Pour cet auteur, six facteurs découlant de la socialisation masculine joueraient un rôle déterminant dans les problèmes de santé des hommes pauvres : 1) L’absence de travail et la marginalisation économique feraient vivre énormément de pression aux hommes, car cette situation ne correspond pas aux normes de la socialisation masculine des sociétés occidentales où la réalisation d’être un homme passe par le travail. 2) Les hommes occuperaient des emplois plus dangereux et plus stressant que les femmes. 3) Les hommes auraient tendance, en accord avec les croyances de la masculinité et de la virilité, à ne pas prendre soin de leur état de santé. 4) Les hommes manifesteraient davantage leur résistance au stress par des désordres externes tels la consommation d’alcool, l’abus des drogues et des comportements antisociaux. 5) Les hommes auraient tendance à moins utiliser les services de santé et ces derniers n’auraient pas toujours des réponses adaptées à la réalité des hommes. 6) L’effet cumulatif et conjugué des facteurs mentionnés précédemment sur les mêmes individus tout au long de leur parcours de vie augmenterait les risques sur la santé de ceux-ci.

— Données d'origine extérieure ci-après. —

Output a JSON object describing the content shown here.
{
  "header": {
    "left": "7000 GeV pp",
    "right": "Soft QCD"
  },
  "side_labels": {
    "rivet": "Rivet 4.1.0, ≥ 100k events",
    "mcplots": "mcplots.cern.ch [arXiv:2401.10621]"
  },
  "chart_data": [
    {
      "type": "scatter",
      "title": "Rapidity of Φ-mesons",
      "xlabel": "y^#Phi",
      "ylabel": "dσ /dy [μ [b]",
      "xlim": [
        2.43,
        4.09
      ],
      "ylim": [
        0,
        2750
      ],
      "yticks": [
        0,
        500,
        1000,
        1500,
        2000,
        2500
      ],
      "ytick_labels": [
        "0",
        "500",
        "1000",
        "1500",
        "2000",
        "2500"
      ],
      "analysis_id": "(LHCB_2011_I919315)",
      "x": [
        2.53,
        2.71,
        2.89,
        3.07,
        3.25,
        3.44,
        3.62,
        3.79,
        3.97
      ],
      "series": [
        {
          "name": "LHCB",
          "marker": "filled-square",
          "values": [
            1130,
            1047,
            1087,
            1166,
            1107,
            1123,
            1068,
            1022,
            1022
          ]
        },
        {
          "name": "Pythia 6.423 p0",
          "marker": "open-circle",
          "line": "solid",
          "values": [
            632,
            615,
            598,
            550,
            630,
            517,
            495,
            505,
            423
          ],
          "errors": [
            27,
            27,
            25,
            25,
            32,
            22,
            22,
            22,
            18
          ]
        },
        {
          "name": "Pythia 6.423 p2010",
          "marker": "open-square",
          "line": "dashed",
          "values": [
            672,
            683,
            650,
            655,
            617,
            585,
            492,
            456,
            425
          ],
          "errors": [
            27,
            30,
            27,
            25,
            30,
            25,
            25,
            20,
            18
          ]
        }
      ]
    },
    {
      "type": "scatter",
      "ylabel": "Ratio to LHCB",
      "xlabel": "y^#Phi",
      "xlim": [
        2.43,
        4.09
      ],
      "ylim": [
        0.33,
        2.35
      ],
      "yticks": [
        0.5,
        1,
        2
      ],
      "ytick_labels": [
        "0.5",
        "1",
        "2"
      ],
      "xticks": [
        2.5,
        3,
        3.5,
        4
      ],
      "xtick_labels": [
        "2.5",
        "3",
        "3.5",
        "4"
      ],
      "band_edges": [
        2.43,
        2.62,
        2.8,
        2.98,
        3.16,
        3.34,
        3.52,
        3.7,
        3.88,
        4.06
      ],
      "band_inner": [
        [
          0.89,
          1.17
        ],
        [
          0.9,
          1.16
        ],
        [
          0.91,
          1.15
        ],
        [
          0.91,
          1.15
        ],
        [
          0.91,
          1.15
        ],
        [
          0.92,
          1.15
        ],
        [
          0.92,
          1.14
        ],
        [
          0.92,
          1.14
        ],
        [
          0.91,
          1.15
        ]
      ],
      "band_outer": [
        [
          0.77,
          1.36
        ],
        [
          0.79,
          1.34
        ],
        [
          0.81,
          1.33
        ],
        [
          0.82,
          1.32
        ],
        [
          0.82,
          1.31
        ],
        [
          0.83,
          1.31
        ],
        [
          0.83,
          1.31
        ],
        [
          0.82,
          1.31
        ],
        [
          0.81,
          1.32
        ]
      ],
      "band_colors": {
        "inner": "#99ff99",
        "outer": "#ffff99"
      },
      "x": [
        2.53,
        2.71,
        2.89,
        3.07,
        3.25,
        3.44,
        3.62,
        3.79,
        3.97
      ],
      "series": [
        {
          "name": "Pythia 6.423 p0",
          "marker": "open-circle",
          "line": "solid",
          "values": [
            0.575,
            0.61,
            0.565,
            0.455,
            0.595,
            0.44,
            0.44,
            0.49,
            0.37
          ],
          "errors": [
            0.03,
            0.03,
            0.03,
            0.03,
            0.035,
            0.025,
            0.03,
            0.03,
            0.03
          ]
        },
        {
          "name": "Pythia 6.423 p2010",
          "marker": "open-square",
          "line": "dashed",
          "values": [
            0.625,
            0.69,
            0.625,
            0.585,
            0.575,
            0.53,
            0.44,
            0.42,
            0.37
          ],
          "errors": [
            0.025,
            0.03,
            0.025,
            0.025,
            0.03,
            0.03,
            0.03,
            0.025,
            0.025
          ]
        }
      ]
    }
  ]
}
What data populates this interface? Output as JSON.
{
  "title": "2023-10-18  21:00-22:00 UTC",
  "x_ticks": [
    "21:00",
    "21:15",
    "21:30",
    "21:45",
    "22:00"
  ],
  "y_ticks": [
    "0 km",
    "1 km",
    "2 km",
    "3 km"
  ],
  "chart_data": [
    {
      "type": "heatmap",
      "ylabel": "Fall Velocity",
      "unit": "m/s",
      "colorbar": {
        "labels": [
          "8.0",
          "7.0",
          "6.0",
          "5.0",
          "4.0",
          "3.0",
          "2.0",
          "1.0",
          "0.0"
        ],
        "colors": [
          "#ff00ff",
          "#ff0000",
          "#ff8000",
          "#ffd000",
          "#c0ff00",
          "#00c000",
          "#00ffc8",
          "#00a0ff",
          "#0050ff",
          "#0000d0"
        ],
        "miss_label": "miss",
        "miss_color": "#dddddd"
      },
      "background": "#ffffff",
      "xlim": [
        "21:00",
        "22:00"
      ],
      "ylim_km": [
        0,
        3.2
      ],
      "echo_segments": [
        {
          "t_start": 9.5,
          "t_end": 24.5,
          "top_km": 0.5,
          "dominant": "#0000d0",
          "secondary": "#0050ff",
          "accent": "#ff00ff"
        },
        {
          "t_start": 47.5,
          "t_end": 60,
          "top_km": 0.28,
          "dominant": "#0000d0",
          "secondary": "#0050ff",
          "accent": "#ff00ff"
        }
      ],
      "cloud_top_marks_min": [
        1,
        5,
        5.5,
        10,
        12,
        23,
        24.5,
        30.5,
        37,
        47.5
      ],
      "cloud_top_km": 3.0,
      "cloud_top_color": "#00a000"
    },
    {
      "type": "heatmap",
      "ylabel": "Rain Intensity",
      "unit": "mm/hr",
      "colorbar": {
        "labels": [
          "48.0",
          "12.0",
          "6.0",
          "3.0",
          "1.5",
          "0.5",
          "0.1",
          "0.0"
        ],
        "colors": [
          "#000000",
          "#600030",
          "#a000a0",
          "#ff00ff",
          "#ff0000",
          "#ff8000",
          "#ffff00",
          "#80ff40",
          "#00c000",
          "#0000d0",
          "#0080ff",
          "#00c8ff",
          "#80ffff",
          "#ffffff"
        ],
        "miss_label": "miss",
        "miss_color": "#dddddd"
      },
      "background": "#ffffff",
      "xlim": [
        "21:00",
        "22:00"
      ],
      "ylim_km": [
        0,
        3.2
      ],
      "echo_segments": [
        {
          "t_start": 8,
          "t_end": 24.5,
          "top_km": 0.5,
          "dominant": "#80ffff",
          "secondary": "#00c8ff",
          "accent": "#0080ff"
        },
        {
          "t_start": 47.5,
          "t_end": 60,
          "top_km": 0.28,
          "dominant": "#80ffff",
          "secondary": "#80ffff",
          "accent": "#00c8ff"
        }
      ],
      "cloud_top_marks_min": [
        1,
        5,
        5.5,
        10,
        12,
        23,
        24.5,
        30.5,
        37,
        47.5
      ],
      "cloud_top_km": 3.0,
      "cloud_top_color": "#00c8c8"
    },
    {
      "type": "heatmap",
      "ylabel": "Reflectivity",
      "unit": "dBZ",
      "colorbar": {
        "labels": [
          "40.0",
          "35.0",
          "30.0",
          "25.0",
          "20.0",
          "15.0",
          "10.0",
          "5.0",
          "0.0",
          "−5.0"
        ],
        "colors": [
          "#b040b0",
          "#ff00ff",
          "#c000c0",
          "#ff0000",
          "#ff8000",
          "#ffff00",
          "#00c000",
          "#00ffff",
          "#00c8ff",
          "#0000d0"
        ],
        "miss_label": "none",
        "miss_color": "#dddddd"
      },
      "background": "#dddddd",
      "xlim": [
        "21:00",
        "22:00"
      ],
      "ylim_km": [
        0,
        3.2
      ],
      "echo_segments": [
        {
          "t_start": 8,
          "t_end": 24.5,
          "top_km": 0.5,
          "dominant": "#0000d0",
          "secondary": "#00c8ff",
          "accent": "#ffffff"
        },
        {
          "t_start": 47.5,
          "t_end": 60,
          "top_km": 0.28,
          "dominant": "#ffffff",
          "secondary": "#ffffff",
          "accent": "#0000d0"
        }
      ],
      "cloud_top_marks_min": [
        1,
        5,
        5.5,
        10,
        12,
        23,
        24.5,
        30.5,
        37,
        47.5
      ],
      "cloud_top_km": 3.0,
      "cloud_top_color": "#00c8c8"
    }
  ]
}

En conclusion de son article, après avoir rappelé que les différences constatées sur le plan de la santé entre les hommes et les femmes ne sont pas d’ordre biologique et qu’elles s’expliquent principalement par l’organisation sociale et économique de nos sociétés, l’auteur propose plusieurs pistes d’action, notamment l’organisation de campagnes de sensibilisation auprès des hommes afin de lutter contre la socialisation masculine traditionnelle qui les amène à adopter des comportements ayant des effets néfastes sur leur santé, et d’améliorer l’intervention clinique auprès des hommes vulnérables par une meilleure connaissance de leurs besoins spécifiques.